Sharing Memories (Week 38): Leaving Home & Some Bad MemoriesThese weekly blogging prompts have at times elicited smiles, laughs and a few reminiscing tears. But this one, well, it’s difficult to put down to the written word just what I could, or should, share.
So, I simply drew straws [in my mind], and this is what I have come up with.
Most everyone who knows me, knows that I was married at an early age. I was only 16 years old when I married the man [boy] I thought I wanted to grow old with.
The marriage lasted for 15 years. It was not a pleasant marriage. Oh, don’t get me wrong, there were good times, and five beautiful and wonderful children came of that marriage.
But… it was rife with physical and emotional abuse. And eventually, life threatening.
I won’t go into all the details, but let me share this, in the hopes that no other young woman will ever let herself go through what I did.
I don’t suppose I need to tell you, my parents were not thrilled with my giving up a college education to get married. My Dad was empathetic, but Mom? Well, the very last words she spoke to me before I walked down the aisle of the church to marry my sweetheart was, “You make your bed and you’ll lie in it.”
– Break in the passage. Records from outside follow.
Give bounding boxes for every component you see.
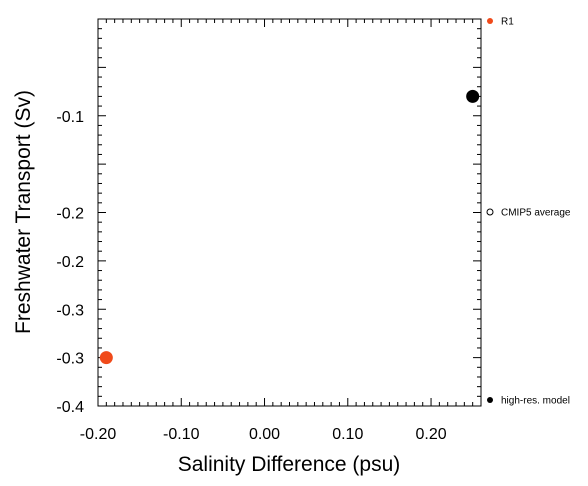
x-tick-label: 0.10 [332, 426, 363, 443]
data-point [466, 89, 480, 103]
x-tick-labels: -0.20 -0.10 0.00 0.10 0.20 [80, 426, 447, 443]
x-tick-label: -0.10 [163, 426, 200, 443]
y-tick-label: -0.1 [56, 109, 84, 126]
legend-marker [487, 18, 493, 24]
y-tick-label: -0.3 [56, 302, 84, 319]
x-axis-title: Salinity Difference (psu) [178, 453, 401, 476]
legend-label: CMIP5 average [501, 208, 571, 219]
y-tick-label: -0.4 [56, 399, 84, 416]
legend-label: R1 [501, 17, 514, 28]
data-point [99, 351, 113, 365]
legend-marker [487, 397, 493, 403]
x-tick-label: 0.00 [249, 426, 280, 443]
x-tick-label: 0.20 [415, 426, 446, 443]
y-tick-label: -0.2 [56, 254, 84, 271]
y-tick-label: -0.3 [56, 351, 84, 368]
y-tick-labels: -0.4 -0.3 -0.3 -0.2 -0.2 -0.1 [56, 109, 84, 416]
y-axis-title: Freshwater Transport (Sv) [12, 90, 35, 334]
data-points [99, 89, 480, 365]
x-tick-label: -0.20 [80, 426, 117, 443]
legend-marker [486, 208, 494, 216]
legend: R1 CMIP5 average high-res. model [486, 17, 571, 407]
axis-ticks [97, 18, 482, 407]
legend-label: high-res. model [501, 396, 570, 407]
plot-frame [97, 18, 482, 407]
y-tick-label: -0.2 [56, 206, 84, 223]
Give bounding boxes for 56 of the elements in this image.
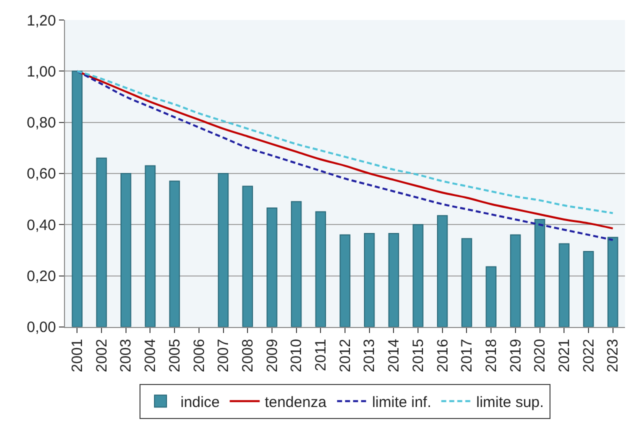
legend-label: limite inf.: [372, 394, 432, 411]
x-tick-label: 2002: [93, 338, 110, 372]
bar: [461, 238, 472, 327]
x-tick-label: 2001: [69, 338, 86, 372]
bar: [412, 224, 424, 327]
bar: [169, 180, 180, 327]
bar: [218, 172, 229, 327]
bar: [72, 70, 83, 327]
x-tick-label: 2018: [482, 338, 500, 372]
bar: [558, 243, 570, 327]
bar: [534, 218, 546, 327]
y-tick-label: 0,60: [26, 166, 56, 183]
legend-label: tendenza: [264, 394, 328, 411]
legend-label: limite sup.: [476, 394, 544, 411]
y-tick-label: 1,20: [26, 12, 56, 30]
x-tick-label: 2012: [336, 338, 354, 372]
bar: [266, 207, 278, 327]
y-tick-label: 0,40: [26, 216, 56, 234]
x-tick-label: 2013: [361, 338, 378, 372]
x-tick-label: 2011: [312, 338, 330, 372]
bar: [144, 165, 156, 327]
x-tick-label: 2016: [434, 338, 452, 372]
x-tick-label: 2010: [288, 338, 306, 372]
bar: [315, 211, 326, 327]
x-tick-label: 2003: [118, 338, 135, 372]
x-tick-label: 2008: [239, 338, 256, 372]
x-tick-label: 2019: [507, 338, 524, 372]
bar: [290, 201, 302, 327]
y-tick-label: 0,20: [26, 268, 56, 285]
bar: [242, 186, 253, 327]
x-tick-label: 2022: [580, 338, 598, 372]
x-tick-label: 2014: [386, 338, 403, 372]
bar: [486, 266, 496, 327]
bar: [96, 158, 107, 327]
x-tick-label: 2020: [532, 338, 549, 372]
x-tick-label: 2015: [410, 338, 427, 372]
bar: [364, 233, 375, 327]
bar: [120, 172, 132, 327]
y-tick-label: 0,80: [26, 114, 56, 132]
x-tick-label: 2007: [215, 338, 232, 372]
x-tick-label: 2005: [166, 338, 184, 372]
x-tick-label: 2006: [190, 338, 208, 372]
bar: [583, 250, 594, 327]
x-tick-label: 2004: [142, 338, 160, 372]
legend-label: indice: [180, 394, 220, 411]
bar: [388, 233, 400, 327]
x-tick-label: 2017: [458, 338, 476, 372]
x-tick-label: 2023: [604, 338, 622, 372]
y-tick-label: 0,00: [26, 319, 56, 336]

I was too thrilled to be getting married to let her words ruin my day, or deter me.
13 days later he hit me for the first time. On Christmas Day.
And I know it may sound cliché but the truth is, he brainwashed me into believing that every time he hit, slapped, or punched me, I had done something to deserve it.
I was a young girl, a teenager, playing at being grown up. But I always took what my Mother said to be golden. And I kept my mouth shut, because, after all, she’d told me those famous last words! And with those words still ringing in my ears, my new husband brainwashed me with his. Making me feel guilty for the punishments he rained upon me.
So, why do I bare all of this for my children and grandchildren, and future generations to read? [Not to mention publicly on this blog!]
I want all young women to realize that even if their Mother, or their Father, seems to have the nonchalant attitude, giving them perhaps the same words my Mother gave me, they still love you and will protect you should you be facing abuse from a spouse. And if not, then turn to local support [women’s shelters, even the police if needed] and get out of the situation as fast as you can.
If I can impress one thing upon you it is this: If he hit you once, he WILL hit you again! And a man who will hit a woman [or vice versa!] is capable of taking it a step farther. They can take a life.
And me? I came home from work one day to find he had packed his bags and had them sitting by the door. When I asked what was happening, his response was that he had to go “find” himself.
My response? For the first time I was emboldened, and I replied, “Don’t let the door hit you in the backside on the way out!”
I am certain, knowing him like I did, that he wanted me to cry and beg him to stay. But I didn’t.
Get help. Leave!!! Protect yourself and your children.
Life is much, much too short to live in fear and pain.
Today? I will be celebrating my 15th anniversary to a wonderful, kind, loving man in Februay. And believe me, every day just gets better and better!